Thursday, March 27, 2008

Photography at Torpedo Level (with apologies to both David Foster Wallace and Karl Rashke)

Well, I’m back in Minnesota, and you are all still down there, making better and better pictures. I took some time today to think about what I’ve seen, heard, and learned from you over the last few days—here’s what I came up with:

I have seen waterlines.

I have seen sleep deprived students make wonderful photographs, then voluntarily get up at 5:30am to do it all over again.

I have seen a lot of FEMA X’s.

I have seen the fear of the new or different melt away in students into courageous acts of friendliness to strangers, and receipt the friendliness back in kind.


I have seen a student decide that certain pictures should not be made.

I have seen, defiant of contemporary convention, a student shoot only film.

I have seen a ghost’s hand in the vacant ruin of a prep school and believed.

I have seen the sunrise with my back to it because, in truth, for a photographer, it’s better that way.

I now know what DAM means, but pretty much everyone knows that I am hard pressed to remember all three words on the fly.

I have, on more than one occasion seen the number “1” in the bottom part of the X.

I have seen a student who dislikes seafood eat a raw oyster, and deny the urge to spit it out.

I am now convinced that it is unlikely that many of my students and one of my faculty will ever make it past the first day on “Survivor”.

I have seen students realize that certain pictures cannot be made.

I have heard the exclamation, “you would be surprised at how many times Bob Dylan refers to levees in his songs. And you know what?

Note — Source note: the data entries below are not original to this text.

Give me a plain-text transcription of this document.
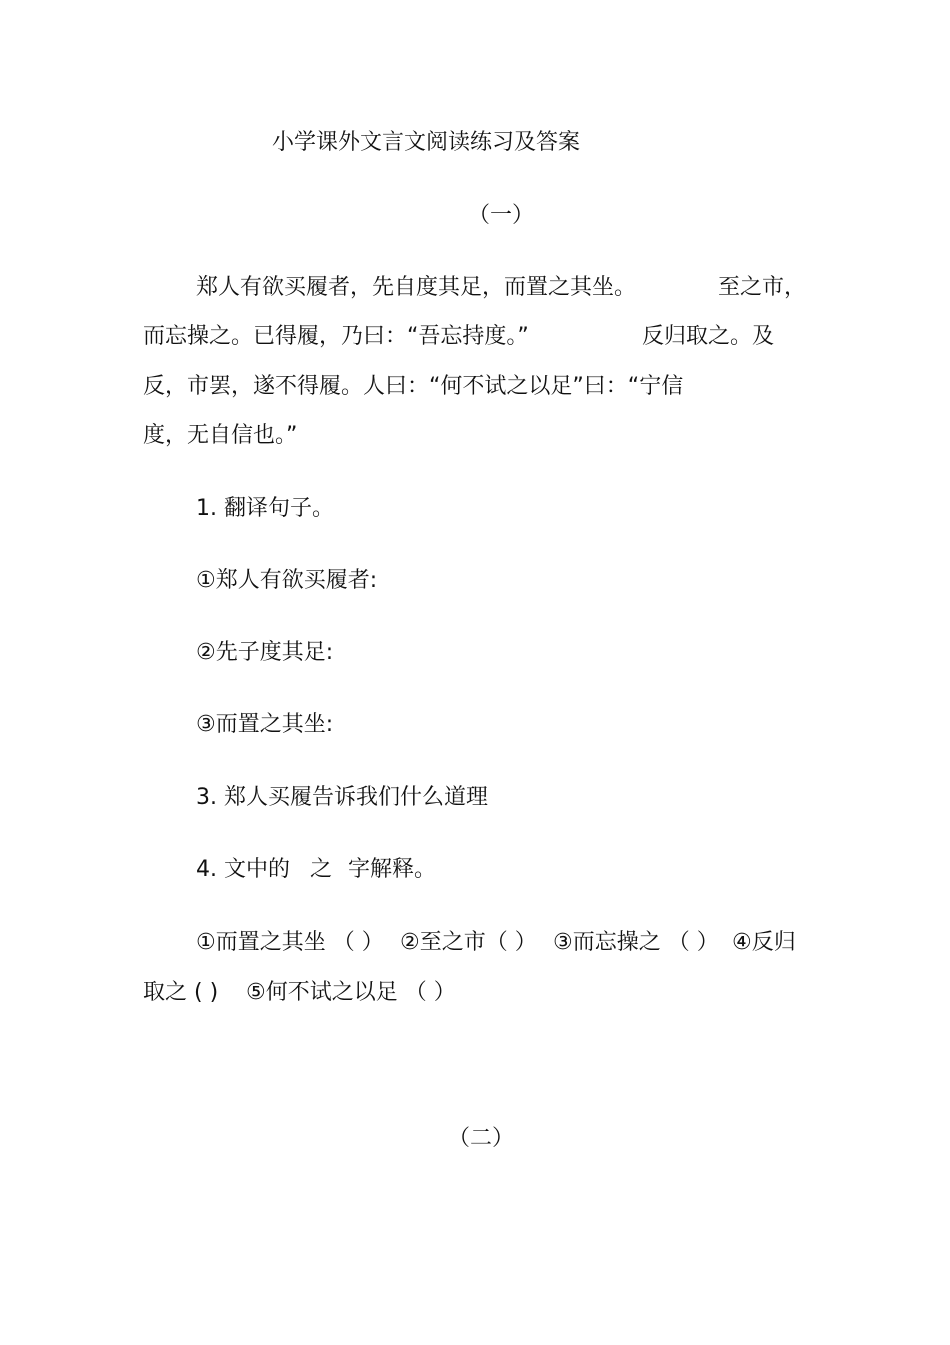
小学课外文言文阅读练习及答案
（一）
郑人有欲买履者，先自度其足，而置之其坐。	至之市，
而忘操之。已得履，乃曰：“吾忘持度。”	反归取之。及
反，市罢，遂不得履。人曰：“何不试之以足”曰：“宁信
度，无自信也。”
1. 翻译句子。
①郑人有欲买履者:
②先子度其足:
③而置之其坐:
3. 郑人买履告诉我们什么道理
4. 文中的 之 字解释。
①而置之其坐 （ ） ②至之市（ ） ③而忘操之 （ ） ④反归
取之 ( ) ⑤何不试之以足 （ ）
（二）
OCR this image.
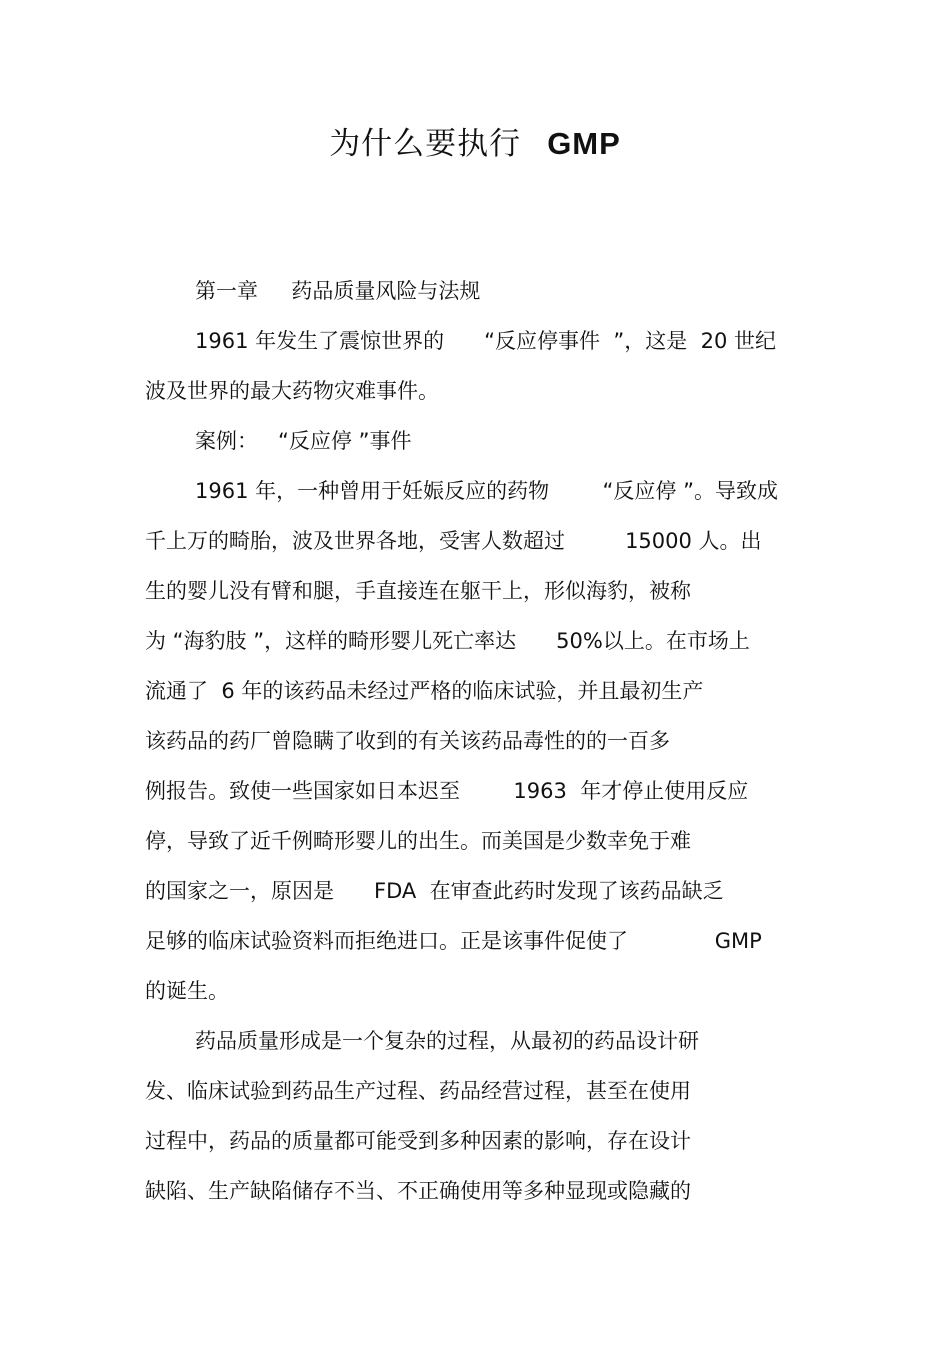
为什么要执行 GMP
第一章     药品质量风险与法规
1961 年发生了震惊世界的      “反应停事件  ”，这是  20 世纪
波及世界的最大药物灾难事件。
案例：   “反应停 ”事件
1961 年，一种曾用于妊娠反应的药物        “反应停 ”。导致成
千上万的畸胎，波及世界各地，受害人数超过         15000 人。出
生的婴儿没有臂和腿，手直接连在躯干上，形似海豹，被称
为 “海豹肢 ”，这样的畸形婴儿死亡率达      50%以上。在市场上
流通了  6 年的该药品未经过严格的临床试验，并且最初生产
该药品的药厂曾隐瞒了收到的有关该药品毒性的的一百多
例报告。致使一些国家如日本迟至        1963  年才停止使用反应
停，导致了近千例畸形婴儿的出生。而美国是少数幸免于难
的国家之一，原因是      FDA  在审查此药时发现了该药品缺乏
足够的临床试验资料而拒绝进口。正是该事件促使了             GMP
的诞生。
药品质量形成是一个复杂的过程，从最初的药品设计研
发、临床试验到药品生产过程、药品经营过程，甚至在使用
过程中，药品的质量都可能受到多种因素的影响，存在设计
缺陷、生产缺陷储存不当、不正确使用等多种显现或隐藏的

One song is called ‘The Levee’”, then silence for a few fleeting minutes for the first time in two days.

I now know that “Torpedo Level” isn’t code for a certain combination of equipment, but is in fact, a level that does not look like a torpedo.

I have seen Crypts and shadows.

I have seen Rich Ryan make four separate photographs lying on the ground, but none standing up.

I have seen students not photograph something they should have.

I have witnessed a student not eat a crawfish when they should have.

I was, for a very short time, in a Wal-mart.

My faculty and I now intimately understand the term, “soccer mom”.

I have seen behind the scenes.

I have seen 12 different versions of the same picture and liked them all, in some way.

I suspect Brett Kallusky travels with bricks and sandbags in his backpack.

I have listened, really listened, to the sound of the Hasselblad shutter, but I do not yet know why.

I met someone who has touched Napoleon’s underpants.

I have seen an aid worker wielding a scythe like a golf club in full swing, to cut away dry brush in the abandons of Tennessee Street.

I know that the stairs are level, because a torpedo level cannot lie the way a photograph can.

I have seen a rainbow of flannel pajama bottoms in the lobby of the hotel at midnight, stocking feet, a sea of laptops, Pocket Wizards, high heels, radio slaves, umbrellas, iPods, tripods and faculty teaching faculty—sometimes, all at once.

I have realized that the idea of ‘truth’ in photography is a tricky thing. If we can bring back pictures of waterlogged houses, flood and evaporation lines in tact, what will our audience really see? The light is dewy and orange—it must be morning. The grass and trees are very green, the Sweet Peas are so fragrant you can smell them in the lushness of the scene depicted—it must be Spring. But what year is it? In a culture of a 24-hour news cycle feeding us the disaster of the minute, what do we really know?

I have realized that for every 125 photographs I make hand-holding my camera, I only capture one mundane second.

I have seen waterlines.

2 comments:

Jorie Tappa said...

That very same day, the pink wall was no longer pink. We came back (the third time I'd visited in one day) and Benjamin had sanded away almost all of the paint.

Colleen Mullins said...

It's why I can stop going back. It is as if the city breathes.